The Mudcat Café TM
Thread #150703   Message #3646038
Posted By: beardedbruce
28-Jul-14 - 02:24 PM
Thread Name: BS: Small hope for Israel/Palestine
Subject: RE: BS: Small hope for Israel/Palestine
Persecution of England's Jews could be brutal; recorded are deadly massacres at London[10] and York[11] during the crusades in 1189 and 1190.

On November 17, 1278, all Jews of England, believed to have numbered around 3,000, were arrested on suspicion of coin clipping and counterfeiting, and all Jewish homes in England were searched. At the time, coin clipping was a widespread practice, which both Jews and Christians were involved in, and a financial crisis resulted, and according to one contemporary source, the practice reduced the currency's value to half of its face value. In 1275, coin clipping was made a capital offence, and in 1278, raids on suspected coin clippers were carried out. According to the Bury Chronicle, "All Jews in England of whatever condition, age or sex were unexpectedly seized … and sent for imprisonment to various castles throughout England. While they were thus imprisoned, the innermost recesses of their houses were ransacked." Some 680 were detained in the Tower of London. More than 300 are believed to have been executed in 1279. Those who could afford to buy a pardon and had a patron at the royal court escaped punishment.[12]

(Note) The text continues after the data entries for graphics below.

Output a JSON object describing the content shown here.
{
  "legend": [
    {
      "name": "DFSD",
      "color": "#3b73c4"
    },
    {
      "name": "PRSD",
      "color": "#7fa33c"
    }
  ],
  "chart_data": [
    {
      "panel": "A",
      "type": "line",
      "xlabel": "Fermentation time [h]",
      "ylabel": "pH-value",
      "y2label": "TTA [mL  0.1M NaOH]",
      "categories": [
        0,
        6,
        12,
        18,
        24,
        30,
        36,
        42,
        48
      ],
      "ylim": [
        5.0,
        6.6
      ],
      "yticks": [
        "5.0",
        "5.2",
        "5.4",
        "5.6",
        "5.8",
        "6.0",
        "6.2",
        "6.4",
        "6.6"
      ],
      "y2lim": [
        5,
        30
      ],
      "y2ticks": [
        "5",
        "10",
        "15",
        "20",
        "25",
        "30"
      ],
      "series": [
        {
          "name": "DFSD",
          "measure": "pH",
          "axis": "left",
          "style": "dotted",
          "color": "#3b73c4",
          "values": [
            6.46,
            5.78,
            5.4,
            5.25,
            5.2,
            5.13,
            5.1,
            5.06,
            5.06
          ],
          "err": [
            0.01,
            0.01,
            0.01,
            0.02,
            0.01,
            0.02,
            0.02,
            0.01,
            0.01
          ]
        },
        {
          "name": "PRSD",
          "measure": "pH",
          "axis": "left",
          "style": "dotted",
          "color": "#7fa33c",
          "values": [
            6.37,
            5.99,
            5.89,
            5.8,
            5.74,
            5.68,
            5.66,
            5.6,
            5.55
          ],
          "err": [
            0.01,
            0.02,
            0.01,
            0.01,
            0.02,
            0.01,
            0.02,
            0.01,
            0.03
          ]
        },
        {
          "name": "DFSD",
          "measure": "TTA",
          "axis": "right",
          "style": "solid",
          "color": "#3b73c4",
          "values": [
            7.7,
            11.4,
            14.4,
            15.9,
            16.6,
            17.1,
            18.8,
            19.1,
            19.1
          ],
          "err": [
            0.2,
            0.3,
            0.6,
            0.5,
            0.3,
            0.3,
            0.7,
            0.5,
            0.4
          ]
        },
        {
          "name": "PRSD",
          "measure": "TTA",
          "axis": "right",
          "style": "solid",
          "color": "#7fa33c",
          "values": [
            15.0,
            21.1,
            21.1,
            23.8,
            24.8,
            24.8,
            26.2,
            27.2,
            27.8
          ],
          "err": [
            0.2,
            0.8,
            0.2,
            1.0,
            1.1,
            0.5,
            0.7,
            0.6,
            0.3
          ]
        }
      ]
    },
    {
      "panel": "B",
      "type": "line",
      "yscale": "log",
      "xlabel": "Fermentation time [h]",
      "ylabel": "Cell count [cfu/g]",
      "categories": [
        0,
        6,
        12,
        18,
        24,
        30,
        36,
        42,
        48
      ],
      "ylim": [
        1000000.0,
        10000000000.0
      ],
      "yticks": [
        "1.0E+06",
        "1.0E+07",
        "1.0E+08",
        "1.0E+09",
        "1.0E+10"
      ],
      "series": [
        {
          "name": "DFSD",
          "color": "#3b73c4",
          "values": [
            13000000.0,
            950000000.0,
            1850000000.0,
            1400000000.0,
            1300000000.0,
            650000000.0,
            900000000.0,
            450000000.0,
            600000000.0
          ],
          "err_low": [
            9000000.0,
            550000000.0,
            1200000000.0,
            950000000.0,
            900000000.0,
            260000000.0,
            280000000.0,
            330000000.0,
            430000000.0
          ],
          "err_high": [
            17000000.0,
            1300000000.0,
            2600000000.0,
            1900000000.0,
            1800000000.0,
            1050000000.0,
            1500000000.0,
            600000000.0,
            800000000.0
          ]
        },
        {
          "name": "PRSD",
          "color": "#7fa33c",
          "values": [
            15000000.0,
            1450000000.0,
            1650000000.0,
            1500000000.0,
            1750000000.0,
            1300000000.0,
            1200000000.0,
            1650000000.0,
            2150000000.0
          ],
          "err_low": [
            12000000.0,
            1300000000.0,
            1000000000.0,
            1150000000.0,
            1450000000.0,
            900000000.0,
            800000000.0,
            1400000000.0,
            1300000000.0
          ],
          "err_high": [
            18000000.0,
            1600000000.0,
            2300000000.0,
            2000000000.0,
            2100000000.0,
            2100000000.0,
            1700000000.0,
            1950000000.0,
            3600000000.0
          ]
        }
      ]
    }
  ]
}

Edward I increasingly showed anti-Semitism as in 1280 he granted a right to levy a toll on the rivulet bridge at Brentford "for the passage of goods over it, with a special tax at the rate of 1d. each for Jews and Jewesses on horse, 0.5d. each on foot from which all other travellers were exempt".[13] This antipathy eventually culminated in his legislating for the expulsion of all Jews from the country in 1290. Most were only allowed to take what they could carry.[citation needed] A small number of Jews favoured by the king were permitted to sell their properties first. Almost all evidence of a Jewish presence in England would have been wiped out if it had not been for the efforts of one monk, Gregory of Huntingdon, who purchased all the Jewish texts he could to begin translating them.[5]